6. Do trauma work. Do the trauma work through EMDR or Brainspotting (or other trauma intervention) to heal the negative beliefs about you. This frequently looks like “I’m not good enough”, “I’m undeserving”, “I’m unworthy”, “I’m unlovable”, or some other negative statement that convinces us to people please. It could also look like the fear of abandonment or rejection. EMDR and Brainspotting therapies are so helpful in these instances.

7. Begin to set and maintain boundaries. As this is getting easier, it will be helpful for you to set boundaries that protect you from needing to restate your truth. A frequent example that has come up in the past few years is politics. A boundary may look like “I do not want to talk about my political views when we are spending time with each other”. This may help the individual from having to speak their truth repeatedly.
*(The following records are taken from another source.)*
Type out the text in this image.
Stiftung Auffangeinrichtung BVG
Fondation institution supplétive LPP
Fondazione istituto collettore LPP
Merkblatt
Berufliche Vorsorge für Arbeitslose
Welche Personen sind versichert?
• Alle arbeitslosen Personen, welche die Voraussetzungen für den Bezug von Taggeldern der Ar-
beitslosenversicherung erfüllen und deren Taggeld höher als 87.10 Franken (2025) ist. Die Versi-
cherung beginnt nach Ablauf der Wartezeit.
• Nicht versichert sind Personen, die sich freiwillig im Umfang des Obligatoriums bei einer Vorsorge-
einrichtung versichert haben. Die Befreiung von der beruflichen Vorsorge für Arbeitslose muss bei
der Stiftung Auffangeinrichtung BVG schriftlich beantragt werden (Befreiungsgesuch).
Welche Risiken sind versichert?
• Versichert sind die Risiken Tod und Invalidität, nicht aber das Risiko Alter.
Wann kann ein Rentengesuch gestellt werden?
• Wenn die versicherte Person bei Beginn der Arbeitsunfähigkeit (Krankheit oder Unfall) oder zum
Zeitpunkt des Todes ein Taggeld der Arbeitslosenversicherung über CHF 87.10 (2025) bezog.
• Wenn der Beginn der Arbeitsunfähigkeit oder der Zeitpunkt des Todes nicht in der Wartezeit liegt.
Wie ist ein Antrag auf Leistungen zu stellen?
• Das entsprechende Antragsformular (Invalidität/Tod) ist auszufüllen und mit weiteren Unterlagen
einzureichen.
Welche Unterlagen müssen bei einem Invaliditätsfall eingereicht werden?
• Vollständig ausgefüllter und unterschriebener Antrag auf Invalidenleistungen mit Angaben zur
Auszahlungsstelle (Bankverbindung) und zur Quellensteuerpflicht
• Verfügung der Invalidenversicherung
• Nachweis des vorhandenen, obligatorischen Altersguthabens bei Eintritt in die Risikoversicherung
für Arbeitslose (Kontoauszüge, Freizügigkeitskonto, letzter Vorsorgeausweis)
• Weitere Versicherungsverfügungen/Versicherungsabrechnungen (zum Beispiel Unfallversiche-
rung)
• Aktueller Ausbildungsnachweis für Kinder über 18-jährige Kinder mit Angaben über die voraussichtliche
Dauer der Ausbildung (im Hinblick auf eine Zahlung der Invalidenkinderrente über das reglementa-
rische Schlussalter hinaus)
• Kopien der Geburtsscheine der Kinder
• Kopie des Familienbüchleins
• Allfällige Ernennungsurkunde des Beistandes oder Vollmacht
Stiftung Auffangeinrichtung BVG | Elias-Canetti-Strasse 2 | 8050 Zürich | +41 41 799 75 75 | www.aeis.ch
It may also look like “I appreciate the invite but I’m unable to hang out during the week due to my work schedule.” This may prevent the individual from turning down plans repeatedly.

To start this process, pick one area of people pleasing you’d like to work on. It may be social, financial, emotional, or other tasks. Start small and start practicing. By using the steps above, 1-7, you will start to notice small and positive changes in your life. You will be happier with yourself, more content in life, and will have more excitement about the future because you are reconnecting with your soul.